UM LIVRO BLASFEMO DO SÉCULO XVI JUNTA-SE À COLECÇÃO «A VIDA PRIVADA DOS LIVROS», DIRIGIDA POR ALBERTO MANGUEL
Livro maldito, de cuja primeira edição apenas sobrou um exemplar, A Louçana Andaluza é uma crónica dos meios marginais, com destaque para a prostituição, da Roma de início do século XVI — antes que a sua tomada e saque pelas tropas de Carlos V, em 1527, tivesse posto fim a uma época de esplendor.
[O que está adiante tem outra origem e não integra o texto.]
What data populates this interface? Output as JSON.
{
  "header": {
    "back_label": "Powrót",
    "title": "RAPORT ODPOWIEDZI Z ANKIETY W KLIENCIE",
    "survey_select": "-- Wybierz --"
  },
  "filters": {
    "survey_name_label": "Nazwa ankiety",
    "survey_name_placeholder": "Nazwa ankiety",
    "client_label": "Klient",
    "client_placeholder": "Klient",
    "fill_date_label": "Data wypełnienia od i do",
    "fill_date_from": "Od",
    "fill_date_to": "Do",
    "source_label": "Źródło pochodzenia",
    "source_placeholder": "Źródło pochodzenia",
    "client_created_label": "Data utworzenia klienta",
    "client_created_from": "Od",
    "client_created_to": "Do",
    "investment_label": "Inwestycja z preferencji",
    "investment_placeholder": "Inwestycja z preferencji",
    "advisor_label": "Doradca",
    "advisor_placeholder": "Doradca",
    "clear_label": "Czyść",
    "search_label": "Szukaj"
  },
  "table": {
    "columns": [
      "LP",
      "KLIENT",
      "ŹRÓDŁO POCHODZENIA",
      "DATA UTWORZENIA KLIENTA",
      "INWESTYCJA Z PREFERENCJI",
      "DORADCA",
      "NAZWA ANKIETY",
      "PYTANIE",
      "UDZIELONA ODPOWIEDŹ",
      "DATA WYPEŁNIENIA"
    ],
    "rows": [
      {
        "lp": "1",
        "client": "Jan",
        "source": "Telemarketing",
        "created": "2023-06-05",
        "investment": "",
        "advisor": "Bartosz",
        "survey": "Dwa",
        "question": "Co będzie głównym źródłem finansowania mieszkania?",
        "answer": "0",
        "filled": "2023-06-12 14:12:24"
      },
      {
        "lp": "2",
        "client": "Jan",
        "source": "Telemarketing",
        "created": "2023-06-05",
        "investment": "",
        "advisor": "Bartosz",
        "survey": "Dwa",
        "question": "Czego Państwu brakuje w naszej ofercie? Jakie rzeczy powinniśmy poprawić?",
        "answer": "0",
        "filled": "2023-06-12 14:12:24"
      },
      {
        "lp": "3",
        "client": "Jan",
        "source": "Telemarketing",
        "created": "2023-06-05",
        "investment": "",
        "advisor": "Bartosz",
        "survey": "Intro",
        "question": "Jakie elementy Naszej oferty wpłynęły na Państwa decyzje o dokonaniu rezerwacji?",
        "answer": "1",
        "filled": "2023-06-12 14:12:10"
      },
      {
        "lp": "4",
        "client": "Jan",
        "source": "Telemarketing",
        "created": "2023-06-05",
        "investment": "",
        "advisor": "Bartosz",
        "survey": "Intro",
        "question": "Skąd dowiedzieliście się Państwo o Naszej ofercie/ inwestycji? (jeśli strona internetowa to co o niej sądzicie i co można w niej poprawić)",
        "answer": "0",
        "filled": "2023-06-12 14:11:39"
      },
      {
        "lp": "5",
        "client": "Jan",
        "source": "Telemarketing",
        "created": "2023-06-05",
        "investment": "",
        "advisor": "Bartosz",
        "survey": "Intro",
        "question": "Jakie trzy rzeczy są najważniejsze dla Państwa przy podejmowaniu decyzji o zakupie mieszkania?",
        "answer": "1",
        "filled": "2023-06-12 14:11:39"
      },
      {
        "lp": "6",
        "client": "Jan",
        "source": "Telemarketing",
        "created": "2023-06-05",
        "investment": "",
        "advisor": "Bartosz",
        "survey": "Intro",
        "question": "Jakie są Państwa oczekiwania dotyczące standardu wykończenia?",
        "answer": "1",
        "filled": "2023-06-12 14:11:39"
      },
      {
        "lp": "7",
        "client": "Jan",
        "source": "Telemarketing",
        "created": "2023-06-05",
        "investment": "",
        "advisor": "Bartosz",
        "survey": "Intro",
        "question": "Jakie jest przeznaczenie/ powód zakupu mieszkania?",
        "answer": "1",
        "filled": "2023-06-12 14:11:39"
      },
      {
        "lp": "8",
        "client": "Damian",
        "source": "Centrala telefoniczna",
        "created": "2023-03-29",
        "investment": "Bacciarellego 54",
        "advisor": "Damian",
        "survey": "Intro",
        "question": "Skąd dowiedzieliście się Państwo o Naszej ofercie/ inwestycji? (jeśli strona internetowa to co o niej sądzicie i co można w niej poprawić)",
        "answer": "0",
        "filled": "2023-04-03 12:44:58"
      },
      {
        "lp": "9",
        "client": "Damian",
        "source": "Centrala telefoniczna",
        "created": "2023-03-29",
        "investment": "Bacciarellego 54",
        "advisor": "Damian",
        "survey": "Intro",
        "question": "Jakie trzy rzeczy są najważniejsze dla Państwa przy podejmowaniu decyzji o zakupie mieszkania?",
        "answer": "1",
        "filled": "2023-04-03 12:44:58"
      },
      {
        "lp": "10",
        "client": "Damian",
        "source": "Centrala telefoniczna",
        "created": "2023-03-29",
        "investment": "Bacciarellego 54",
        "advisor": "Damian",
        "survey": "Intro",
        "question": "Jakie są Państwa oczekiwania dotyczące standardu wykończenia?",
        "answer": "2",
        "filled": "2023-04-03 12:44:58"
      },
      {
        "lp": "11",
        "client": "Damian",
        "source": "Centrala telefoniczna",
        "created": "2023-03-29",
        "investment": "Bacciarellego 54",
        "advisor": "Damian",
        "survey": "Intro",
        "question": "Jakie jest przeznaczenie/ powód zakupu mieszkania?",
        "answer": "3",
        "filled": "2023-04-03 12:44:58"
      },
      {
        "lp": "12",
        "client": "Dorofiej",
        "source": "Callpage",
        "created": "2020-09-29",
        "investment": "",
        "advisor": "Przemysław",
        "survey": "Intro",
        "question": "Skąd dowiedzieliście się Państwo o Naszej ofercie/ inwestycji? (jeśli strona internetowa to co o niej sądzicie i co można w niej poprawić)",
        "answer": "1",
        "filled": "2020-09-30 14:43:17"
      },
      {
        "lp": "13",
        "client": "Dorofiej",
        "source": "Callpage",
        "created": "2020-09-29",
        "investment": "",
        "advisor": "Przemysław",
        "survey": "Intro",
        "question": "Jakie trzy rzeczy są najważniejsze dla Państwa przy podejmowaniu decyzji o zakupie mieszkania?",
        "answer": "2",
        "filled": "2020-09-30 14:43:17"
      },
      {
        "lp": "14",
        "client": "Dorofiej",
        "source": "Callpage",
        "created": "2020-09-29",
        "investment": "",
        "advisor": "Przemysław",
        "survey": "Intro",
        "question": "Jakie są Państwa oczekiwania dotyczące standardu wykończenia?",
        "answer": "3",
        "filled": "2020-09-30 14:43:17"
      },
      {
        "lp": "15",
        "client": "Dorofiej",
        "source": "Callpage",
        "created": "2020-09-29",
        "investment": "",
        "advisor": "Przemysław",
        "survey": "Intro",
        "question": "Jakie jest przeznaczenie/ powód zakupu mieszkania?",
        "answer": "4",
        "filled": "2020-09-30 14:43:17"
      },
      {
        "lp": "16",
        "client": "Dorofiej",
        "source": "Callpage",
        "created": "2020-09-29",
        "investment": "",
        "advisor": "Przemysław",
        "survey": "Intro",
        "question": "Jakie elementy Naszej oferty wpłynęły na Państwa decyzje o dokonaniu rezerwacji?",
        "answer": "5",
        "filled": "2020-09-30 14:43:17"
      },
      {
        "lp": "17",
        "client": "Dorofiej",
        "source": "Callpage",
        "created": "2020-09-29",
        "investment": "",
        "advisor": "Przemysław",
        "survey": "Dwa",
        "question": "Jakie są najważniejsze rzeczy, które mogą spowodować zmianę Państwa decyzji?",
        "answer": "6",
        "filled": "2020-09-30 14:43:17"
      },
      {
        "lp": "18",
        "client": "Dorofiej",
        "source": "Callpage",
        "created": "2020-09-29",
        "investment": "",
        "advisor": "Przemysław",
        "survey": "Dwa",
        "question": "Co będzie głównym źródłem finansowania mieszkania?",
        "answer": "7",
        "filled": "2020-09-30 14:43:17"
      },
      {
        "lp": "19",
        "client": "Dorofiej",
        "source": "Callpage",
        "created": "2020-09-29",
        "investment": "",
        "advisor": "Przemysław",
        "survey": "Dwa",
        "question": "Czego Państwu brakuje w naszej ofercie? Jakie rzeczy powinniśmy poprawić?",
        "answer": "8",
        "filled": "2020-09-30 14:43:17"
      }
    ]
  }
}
A linguagem crua e a veracidade das situações apenas acentuam o carácter único desta obra que despertou reacções contrárias: de livro blasfemo a documento escrito com uma qualidade literária indiscutível, há opiniões para todos os gostos. O texto pode agora ser julgado pelo leitor português a partir de uma tradução que nada procura esconder do original, por incómodo que seja.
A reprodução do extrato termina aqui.